Bonim, JKHA’s community growth incentive program, allows families up to $25,000 in tuition credit for up to two children, over the course of up to five years — when they’re new to the community. It’s not needs-based, and it dovetails with aid the synagogues offer.

“The shuls eagerly partnered with us, recognizing that the strength of the community relies on new members migrating in,” and good schools attract young families, Rabbi Rubin said. “We all benefit from an invested group of people who are looking to create their futures in our communities. We know that there are many communities where Orthodox Jews can move to, and we want to demonstrate to families that the benefits of moving to our communities are compelling, and they should plant their roots here. We know that once they visit us, they would stay.

“So the idea of the incentive program would be to get people to explore the area. From there, the attraction would grow, and the traction of growth would increase.

“And that’s what happened. It was really amazing to see a strategic plan that put in place seven or so years earlier really materialize beyond what we had originally imagined. It’s very encouraging.

“Our community has seen 50 new families in five years. Today, in West Orange, there is a housing shorting, there is such interest.”

JKHA offers two other tuition assistance plans. Yesodot, also called Tuition Max, sponsored by the Paula and Jerry Gottesman Family Foundation and the Jewish Federation of Greater MetroWest, is for middle-income families who need a boost to be able to afford day school, and L’Atidenu is financial assistance for families who need more help than that. “People who made under $150,000 are eligible for financial assistance, and about 54 percent of our families are in that program,” Rabbi Rubin said.

“One of the very many gratifications of working in this school and this community is watching many young families make their way from financial assistance to Tuition Max,” Rabbi Rubin said. “The trajectory of stability in the community is good to see, and we also know that families appreciate the fact that the school recognizes the burden of tuition and has multiple platforms that offer help.

Beyond the help that the six local Orthodox shuls and JKHA offer families, there also is the help that the Jewish Federation of Greater MetroWest offers. The federation gives move-in grants of up to $18,000 in tuition credit to families who use any one of the four day schools in the region — that’s JKHA, the Golda Och Academy in West Orange, the Gottesman RTW Academy in Randolph, and the Jewish Educational Center in Elizabeth. And then there’s the Tuition Max program, which grew out of the Gottesman’s strong belief that middle-income families who neither qualify for financial aid nor can afford to send children off to private school without having to give up such luxuries as three meals a day also should be able to give their children Jewish educations.

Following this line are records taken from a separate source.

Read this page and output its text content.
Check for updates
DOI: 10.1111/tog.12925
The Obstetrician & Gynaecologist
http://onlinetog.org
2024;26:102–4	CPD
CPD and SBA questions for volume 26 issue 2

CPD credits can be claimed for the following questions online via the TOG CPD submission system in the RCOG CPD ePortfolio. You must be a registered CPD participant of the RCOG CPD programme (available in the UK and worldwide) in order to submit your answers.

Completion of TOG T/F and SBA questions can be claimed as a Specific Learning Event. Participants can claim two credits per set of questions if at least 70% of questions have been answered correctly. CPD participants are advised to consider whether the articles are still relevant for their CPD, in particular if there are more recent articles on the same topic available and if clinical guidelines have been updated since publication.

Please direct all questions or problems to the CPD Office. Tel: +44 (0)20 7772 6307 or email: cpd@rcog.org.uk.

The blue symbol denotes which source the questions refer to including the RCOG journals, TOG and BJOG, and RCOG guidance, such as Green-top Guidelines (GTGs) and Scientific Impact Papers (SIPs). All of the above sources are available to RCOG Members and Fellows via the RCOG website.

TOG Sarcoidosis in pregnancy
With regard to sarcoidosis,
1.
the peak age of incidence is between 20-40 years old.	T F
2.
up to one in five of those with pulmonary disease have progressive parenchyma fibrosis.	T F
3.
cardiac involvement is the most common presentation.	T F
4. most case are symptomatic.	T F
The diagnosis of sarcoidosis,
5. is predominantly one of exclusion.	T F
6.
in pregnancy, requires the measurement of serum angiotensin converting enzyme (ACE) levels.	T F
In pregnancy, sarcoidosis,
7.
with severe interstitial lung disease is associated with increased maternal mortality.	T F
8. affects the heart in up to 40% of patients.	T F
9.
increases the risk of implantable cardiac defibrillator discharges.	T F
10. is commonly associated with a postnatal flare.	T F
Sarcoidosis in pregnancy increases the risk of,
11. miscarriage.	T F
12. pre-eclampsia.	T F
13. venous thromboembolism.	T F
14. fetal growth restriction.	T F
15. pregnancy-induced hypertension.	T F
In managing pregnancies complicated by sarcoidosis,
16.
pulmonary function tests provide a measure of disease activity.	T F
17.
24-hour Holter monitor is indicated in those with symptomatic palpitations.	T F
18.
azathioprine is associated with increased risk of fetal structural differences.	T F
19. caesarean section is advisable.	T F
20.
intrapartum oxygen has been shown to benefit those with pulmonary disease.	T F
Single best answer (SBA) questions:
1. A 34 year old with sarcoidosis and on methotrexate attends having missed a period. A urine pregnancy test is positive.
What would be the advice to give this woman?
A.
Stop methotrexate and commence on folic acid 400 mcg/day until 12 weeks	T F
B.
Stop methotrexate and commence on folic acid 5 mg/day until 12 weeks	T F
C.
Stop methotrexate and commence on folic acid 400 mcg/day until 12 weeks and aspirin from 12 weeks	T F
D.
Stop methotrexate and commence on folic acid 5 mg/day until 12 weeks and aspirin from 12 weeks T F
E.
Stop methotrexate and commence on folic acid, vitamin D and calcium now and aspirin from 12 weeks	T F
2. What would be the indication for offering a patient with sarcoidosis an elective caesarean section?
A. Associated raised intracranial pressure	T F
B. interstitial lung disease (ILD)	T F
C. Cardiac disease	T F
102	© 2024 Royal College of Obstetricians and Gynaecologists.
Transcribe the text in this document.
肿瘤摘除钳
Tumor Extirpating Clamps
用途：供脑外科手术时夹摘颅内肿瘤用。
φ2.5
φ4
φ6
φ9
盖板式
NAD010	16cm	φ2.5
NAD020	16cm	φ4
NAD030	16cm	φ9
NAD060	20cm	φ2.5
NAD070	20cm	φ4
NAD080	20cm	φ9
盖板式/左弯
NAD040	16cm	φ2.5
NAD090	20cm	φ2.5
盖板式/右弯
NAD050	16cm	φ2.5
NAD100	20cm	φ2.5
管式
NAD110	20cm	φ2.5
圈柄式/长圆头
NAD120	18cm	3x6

Because northern New Jersey is such an expensive area, and because most families have more than one child in school at a time, the amounts of money parents can make and still be eligible might make them seem rich on other places.

The elegant genius of the Tuition Max plan is that is guarantees that based on their income — which can be up to $275,000 a year — parents can know that they will have to pay no more than a specific percentage of that income every year, no matter how many children they have in school.

So, to go back to Rabbi Rubin and the Joseph Kushner Academy, between the way the shuls and the federation work with the school, not only can he entice families with the quality of the education he offers and the spiritual depth, intellectual vigor, and lively community of the shuls whose children to go his schools, but he can point to the financial incentives that might make a move to MetroWest even more attractive.

The MetroWest area is not too far west of Midtown, and is well served by rail and bus lines into the city, as well as a cat’s cradle of interstates. It’s an easy commute from MetroWest both to the city and to other parts of New Jersey. “We also offer the finest quality Jewish education, a warm, receptive community that cares, and a strong federation,” Rabbi Rubin said. All those elements of community — the schools, the shuls, the federation, and a generous local family foundation — work together. And it’s affordable. For many families, that could make the difference.